Somebody please give Shelisha Coleman a big fat raise.
The Agency for Health Care Administration’s (AHCA) high profile flack works hard duty playing hardball with some of Florida’s best reporters, but makes tens of thousands of dollars less than men paid by taxpayers to tell tall tales about #Transparency.
Coleman had to drop a whopping load of horsefeathers on the Orlando Sentinel last week in a laughable effort to justify AHCA’s unlawful redactions to public records.
Taking up the cause of families who love their grandparents, reporter Kate Santich asked AHCA to explain why inspection reports are being scrubbed of “dates, places and pivotal words” that make it possible to gauge the quality and safety of Florida’s nursing homes.

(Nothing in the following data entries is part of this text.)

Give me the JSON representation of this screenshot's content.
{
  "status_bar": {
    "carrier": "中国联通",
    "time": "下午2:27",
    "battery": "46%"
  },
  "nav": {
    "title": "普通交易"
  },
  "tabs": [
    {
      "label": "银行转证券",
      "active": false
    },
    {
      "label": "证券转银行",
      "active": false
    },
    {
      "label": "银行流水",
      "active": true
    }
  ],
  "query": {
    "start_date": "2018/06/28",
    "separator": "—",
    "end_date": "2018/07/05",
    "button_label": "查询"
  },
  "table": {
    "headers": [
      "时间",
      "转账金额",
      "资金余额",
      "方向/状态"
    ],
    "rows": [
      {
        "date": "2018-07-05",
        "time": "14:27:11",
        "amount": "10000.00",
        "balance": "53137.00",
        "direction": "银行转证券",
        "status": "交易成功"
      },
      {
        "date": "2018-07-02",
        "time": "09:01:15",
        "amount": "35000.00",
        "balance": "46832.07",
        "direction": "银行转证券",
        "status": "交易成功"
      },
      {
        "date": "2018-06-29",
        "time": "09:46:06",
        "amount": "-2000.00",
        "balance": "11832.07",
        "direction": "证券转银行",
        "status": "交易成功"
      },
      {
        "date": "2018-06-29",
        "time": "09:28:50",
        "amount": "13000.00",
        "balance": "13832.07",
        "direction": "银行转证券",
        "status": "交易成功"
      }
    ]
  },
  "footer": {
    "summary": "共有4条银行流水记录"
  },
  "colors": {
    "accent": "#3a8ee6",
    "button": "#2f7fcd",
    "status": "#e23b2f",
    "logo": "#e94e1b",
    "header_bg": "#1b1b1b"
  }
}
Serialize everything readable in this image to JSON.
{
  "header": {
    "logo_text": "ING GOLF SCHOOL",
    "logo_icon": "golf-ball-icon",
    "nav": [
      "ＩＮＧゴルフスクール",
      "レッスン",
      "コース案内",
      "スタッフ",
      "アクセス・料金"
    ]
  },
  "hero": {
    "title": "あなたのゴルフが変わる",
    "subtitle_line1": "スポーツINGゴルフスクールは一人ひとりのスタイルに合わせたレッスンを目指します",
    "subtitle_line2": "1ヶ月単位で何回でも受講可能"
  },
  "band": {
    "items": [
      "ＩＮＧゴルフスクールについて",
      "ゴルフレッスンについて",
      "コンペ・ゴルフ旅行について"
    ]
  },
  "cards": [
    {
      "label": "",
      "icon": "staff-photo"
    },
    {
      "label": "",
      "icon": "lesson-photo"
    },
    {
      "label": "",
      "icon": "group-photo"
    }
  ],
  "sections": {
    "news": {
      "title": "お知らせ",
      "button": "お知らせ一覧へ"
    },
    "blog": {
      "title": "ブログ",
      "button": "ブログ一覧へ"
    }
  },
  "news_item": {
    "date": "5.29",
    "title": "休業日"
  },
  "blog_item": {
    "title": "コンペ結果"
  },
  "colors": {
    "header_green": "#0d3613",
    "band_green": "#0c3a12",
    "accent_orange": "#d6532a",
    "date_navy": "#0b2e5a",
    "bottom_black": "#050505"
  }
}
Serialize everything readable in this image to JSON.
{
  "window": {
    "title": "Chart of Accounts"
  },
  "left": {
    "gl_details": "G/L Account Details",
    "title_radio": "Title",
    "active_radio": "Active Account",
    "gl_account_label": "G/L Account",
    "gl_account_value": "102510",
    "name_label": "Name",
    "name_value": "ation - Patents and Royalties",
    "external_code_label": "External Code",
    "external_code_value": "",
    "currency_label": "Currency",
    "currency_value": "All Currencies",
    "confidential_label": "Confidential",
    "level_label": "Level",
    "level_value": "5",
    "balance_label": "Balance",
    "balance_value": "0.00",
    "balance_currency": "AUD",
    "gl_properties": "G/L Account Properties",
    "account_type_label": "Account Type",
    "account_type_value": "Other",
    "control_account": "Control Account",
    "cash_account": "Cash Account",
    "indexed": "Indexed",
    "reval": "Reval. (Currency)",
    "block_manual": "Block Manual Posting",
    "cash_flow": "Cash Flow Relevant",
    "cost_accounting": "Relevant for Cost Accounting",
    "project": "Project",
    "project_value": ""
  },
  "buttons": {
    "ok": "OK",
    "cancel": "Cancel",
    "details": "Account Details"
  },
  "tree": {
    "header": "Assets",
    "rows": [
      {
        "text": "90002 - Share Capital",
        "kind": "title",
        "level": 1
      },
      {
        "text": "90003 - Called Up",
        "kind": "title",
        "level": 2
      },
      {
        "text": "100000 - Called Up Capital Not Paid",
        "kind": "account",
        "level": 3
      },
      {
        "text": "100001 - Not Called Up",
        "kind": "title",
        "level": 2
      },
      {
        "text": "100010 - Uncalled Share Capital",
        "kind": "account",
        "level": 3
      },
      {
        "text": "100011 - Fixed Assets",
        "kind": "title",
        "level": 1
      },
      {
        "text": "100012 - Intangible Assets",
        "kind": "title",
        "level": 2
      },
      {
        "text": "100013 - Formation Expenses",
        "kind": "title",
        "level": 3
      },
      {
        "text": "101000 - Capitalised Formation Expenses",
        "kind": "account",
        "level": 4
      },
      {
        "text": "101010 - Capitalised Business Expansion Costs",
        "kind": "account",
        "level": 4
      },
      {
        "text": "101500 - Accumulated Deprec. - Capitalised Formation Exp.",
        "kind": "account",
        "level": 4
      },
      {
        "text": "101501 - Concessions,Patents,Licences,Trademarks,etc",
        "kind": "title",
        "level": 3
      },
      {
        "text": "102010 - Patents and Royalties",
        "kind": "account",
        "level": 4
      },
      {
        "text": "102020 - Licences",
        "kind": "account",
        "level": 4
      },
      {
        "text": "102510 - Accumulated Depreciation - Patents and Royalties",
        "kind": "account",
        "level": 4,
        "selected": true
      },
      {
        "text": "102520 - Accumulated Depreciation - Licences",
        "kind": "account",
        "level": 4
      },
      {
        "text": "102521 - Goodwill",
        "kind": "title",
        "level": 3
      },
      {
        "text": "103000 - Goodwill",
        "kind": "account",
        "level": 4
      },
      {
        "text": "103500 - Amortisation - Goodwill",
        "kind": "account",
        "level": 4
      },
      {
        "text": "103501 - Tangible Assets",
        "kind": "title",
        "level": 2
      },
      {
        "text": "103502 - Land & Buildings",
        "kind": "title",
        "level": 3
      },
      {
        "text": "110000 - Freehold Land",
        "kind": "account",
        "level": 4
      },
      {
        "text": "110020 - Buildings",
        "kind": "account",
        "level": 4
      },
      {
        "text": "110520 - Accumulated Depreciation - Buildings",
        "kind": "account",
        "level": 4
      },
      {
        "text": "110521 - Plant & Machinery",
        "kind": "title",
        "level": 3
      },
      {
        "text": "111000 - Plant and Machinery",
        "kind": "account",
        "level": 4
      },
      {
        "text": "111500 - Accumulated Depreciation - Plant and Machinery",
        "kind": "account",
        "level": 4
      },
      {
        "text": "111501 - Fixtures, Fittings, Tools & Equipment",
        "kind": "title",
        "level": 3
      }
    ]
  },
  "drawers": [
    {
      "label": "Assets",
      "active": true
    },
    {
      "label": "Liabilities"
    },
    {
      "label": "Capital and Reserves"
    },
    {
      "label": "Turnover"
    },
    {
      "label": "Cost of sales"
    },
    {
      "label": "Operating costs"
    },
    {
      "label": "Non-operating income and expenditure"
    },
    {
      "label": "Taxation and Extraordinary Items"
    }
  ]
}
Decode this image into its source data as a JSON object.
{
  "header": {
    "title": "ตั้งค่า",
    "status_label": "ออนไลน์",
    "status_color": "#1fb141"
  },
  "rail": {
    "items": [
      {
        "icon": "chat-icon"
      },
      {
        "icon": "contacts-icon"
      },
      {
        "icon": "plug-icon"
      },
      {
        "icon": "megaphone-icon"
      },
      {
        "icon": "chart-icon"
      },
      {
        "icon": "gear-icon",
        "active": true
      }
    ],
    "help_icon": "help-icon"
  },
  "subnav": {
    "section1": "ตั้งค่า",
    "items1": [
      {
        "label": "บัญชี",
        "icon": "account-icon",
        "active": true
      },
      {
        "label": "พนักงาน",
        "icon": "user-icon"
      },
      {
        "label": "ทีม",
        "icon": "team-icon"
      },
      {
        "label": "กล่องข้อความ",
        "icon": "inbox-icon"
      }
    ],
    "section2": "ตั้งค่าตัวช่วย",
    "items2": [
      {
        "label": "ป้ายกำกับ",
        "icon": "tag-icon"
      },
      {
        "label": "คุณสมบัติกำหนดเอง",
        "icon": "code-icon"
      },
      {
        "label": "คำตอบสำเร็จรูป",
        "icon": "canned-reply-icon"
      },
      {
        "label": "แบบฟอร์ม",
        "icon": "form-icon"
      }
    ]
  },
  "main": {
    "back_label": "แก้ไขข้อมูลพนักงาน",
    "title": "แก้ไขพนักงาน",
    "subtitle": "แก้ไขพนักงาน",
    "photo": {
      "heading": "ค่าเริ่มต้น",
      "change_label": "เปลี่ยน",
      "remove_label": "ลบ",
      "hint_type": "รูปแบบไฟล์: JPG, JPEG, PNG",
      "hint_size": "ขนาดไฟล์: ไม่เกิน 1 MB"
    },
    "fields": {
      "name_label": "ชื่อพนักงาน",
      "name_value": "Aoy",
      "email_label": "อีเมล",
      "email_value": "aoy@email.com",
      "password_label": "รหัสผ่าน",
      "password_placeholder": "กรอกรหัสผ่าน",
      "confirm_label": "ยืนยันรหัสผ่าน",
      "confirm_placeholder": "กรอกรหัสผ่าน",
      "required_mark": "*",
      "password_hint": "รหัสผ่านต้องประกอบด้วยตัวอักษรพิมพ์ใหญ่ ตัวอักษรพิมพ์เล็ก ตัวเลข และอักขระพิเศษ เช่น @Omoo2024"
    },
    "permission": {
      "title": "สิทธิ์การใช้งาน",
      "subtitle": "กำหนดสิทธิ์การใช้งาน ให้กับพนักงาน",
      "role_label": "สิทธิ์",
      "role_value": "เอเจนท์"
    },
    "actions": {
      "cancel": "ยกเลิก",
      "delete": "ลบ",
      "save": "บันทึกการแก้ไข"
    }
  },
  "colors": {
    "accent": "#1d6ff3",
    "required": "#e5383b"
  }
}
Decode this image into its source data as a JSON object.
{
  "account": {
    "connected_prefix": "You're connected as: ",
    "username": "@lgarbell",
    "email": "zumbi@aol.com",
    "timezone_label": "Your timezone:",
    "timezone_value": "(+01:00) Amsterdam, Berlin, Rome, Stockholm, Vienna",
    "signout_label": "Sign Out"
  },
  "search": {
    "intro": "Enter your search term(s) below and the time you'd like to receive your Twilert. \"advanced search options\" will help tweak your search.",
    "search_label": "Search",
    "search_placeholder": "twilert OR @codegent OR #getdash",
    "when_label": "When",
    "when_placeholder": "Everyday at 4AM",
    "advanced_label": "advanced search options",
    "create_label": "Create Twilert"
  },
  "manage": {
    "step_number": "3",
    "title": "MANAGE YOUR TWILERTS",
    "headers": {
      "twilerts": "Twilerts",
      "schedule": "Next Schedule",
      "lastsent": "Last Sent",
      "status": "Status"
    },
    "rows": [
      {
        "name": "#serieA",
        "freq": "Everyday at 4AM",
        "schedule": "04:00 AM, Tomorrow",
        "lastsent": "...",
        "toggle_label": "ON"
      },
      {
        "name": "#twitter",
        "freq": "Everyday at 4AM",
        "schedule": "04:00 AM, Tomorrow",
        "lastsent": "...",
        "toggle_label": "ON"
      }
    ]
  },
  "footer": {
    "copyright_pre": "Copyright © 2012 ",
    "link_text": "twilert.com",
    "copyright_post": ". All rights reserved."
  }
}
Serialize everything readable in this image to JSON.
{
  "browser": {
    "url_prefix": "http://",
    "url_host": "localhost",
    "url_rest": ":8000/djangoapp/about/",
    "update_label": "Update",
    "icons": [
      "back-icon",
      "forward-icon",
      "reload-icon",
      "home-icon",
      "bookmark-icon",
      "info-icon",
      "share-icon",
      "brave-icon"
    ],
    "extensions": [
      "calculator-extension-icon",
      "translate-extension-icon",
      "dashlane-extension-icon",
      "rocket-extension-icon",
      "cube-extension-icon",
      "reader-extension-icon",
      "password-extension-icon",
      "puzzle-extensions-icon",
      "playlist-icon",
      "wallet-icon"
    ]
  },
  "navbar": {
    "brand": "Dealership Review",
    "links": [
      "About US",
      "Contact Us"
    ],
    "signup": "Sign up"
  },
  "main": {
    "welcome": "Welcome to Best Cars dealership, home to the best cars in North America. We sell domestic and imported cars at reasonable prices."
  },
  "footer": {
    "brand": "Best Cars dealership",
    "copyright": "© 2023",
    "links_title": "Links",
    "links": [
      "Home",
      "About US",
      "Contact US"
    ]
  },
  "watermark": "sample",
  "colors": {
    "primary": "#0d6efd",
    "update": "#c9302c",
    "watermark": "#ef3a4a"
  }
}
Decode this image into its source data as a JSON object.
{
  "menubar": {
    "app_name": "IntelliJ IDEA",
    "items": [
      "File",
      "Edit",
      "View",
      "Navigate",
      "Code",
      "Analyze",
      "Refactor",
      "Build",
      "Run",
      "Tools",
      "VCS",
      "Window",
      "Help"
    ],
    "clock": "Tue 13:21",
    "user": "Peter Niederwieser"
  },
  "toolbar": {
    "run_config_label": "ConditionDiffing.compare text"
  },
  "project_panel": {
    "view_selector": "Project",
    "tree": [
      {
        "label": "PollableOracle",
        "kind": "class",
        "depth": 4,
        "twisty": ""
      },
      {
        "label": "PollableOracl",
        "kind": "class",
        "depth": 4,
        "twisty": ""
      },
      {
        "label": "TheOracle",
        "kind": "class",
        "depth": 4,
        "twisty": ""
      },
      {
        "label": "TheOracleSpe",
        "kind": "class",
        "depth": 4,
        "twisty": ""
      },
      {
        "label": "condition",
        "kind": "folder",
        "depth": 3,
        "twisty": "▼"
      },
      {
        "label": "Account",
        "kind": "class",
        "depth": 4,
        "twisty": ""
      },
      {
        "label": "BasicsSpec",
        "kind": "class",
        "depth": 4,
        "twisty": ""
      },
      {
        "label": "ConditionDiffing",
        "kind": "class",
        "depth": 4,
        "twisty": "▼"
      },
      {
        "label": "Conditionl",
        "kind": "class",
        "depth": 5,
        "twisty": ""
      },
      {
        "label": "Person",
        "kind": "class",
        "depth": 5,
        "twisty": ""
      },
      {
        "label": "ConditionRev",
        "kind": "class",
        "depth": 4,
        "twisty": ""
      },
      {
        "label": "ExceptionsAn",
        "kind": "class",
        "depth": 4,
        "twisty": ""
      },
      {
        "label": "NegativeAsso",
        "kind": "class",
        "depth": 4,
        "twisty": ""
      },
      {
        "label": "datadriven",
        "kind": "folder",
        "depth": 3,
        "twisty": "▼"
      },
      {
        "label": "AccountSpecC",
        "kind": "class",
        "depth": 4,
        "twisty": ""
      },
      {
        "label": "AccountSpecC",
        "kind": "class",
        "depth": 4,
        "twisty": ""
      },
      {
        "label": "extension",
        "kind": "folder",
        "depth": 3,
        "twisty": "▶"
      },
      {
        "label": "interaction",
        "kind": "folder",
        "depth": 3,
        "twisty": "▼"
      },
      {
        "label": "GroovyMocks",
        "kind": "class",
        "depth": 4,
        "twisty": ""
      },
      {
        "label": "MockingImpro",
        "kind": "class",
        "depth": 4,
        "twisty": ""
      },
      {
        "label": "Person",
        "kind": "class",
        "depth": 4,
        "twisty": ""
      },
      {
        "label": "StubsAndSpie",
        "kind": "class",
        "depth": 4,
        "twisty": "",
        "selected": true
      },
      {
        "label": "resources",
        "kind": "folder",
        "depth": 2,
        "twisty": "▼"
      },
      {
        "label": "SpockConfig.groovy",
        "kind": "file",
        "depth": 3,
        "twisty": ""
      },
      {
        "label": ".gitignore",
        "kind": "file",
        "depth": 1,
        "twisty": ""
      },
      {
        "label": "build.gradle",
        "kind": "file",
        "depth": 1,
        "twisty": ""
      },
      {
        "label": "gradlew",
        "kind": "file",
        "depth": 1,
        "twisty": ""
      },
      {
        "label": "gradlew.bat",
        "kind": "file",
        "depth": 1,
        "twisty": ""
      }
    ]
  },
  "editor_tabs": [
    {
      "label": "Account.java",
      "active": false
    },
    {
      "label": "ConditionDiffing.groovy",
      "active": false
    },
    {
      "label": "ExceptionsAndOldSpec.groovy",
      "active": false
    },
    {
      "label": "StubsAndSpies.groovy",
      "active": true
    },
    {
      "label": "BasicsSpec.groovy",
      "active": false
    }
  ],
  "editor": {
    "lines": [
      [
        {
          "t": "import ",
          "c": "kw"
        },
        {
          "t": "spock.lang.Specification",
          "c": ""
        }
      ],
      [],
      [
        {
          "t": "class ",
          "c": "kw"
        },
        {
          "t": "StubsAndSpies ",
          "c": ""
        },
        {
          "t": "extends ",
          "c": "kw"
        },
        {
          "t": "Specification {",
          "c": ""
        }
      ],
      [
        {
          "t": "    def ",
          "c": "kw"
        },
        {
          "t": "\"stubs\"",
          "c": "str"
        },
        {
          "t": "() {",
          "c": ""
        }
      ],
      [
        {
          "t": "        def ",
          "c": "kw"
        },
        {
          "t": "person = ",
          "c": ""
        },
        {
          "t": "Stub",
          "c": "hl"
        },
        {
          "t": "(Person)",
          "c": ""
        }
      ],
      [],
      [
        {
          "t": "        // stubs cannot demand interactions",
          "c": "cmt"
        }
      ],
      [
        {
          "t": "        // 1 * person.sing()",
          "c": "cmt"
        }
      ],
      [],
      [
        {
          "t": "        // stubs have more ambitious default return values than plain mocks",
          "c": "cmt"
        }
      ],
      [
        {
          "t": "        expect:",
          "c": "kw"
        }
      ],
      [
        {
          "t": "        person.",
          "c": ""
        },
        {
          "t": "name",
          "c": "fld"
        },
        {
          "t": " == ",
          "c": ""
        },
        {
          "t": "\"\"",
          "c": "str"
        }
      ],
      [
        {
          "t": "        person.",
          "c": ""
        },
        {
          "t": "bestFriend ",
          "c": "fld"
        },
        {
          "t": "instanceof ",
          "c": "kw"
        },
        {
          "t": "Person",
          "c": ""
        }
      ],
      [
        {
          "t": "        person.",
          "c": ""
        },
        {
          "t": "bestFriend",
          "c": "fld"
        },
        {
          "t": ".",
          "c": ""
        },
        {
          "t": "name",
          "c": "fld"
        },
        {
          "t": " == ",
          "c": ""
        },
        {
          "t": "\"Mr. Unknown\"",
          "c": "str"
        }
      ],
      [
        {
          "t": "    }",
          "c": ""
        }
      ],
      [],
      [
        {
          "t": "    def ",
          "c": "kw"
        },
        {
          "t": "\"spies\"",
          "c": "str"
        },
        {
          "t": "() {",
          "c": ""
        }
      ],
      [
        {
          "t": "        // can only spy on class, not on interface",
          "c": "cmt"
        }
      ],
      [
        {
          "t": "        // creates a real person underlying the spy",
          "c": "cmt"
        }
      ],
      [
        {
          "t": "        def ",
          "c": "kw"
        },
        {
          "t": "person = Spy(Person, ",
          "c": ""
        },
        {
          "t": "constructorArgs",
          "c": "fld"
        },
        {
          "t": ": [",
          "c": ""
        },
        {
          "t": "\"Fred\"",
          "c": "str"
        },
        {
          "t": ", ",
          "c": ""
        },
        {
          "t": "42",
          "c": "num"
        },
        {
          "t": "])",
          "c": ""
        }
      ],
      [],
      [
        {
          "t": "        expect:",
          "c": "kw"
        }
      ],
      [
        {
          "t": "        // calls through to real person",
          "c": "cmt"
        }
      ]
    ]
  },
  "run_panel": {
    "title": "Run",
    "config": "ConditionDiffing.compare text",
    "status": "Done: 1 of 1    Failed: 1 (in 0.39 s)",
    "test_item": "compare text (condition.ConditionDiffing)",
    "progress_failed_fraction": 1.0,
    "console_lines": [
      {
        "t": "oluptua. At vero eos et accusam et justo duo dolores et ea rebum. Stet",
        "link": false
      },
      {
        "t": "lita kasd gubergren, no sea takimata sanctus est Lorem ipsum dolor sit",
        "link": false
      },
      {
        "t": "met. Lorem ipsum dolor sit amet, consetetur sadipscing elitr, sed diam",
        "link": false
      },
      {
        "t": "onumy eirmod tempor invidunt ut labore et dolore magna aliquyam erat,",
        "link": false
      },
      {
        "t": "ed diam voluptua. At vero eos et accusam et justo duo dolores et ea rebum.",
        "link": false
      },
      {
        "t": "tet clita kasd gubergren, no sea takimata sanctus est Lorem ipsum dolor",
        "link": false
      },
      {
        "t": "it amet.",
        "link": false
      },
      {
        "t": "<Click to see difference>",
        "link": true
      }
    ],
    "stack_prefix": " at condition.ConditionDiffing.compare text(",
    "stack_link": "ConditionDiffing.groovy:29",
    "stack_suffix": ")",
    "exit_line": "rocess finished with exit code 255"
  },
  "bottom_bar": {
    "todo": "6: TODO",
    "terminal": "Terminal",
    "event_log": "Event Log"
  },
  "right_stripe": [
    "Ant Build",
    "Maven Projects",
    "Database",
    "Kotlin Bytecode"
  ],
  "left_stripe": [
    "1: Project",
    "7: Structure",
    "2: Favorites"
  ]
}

People who pay attention to Transparency and Accountability (T&A) in Florida had no trouble believing the attorney who told Santich “I’ve been looking at these reports for 20 years, and I know what they used to look like and what they look like now. It has become arbitrary and inconsistent what they redact — but I think it’s all part of a bigger purpose to confuse people and make the reports useless.”
Like a lamb to the slaughter, Coleman was dispatched by her better-paid bosses to tell the Sentinel that state officials are merely trying to “provide additional protection of personal health information” as required by federal privacy laws.
After she stopped laughing, First Amendment Foundation President Barbara Petersen pointed out the holes in the rationalizations, prevarications and passive aggressive sandbagging served up by Coleman to justify AHCA’s “new redaction process.”
That new redaction process is good news for bad nursing homes. We can hope Santich’s story will embarrass the legislature into doing something about it. But don’t bet Grandpa’s life on it.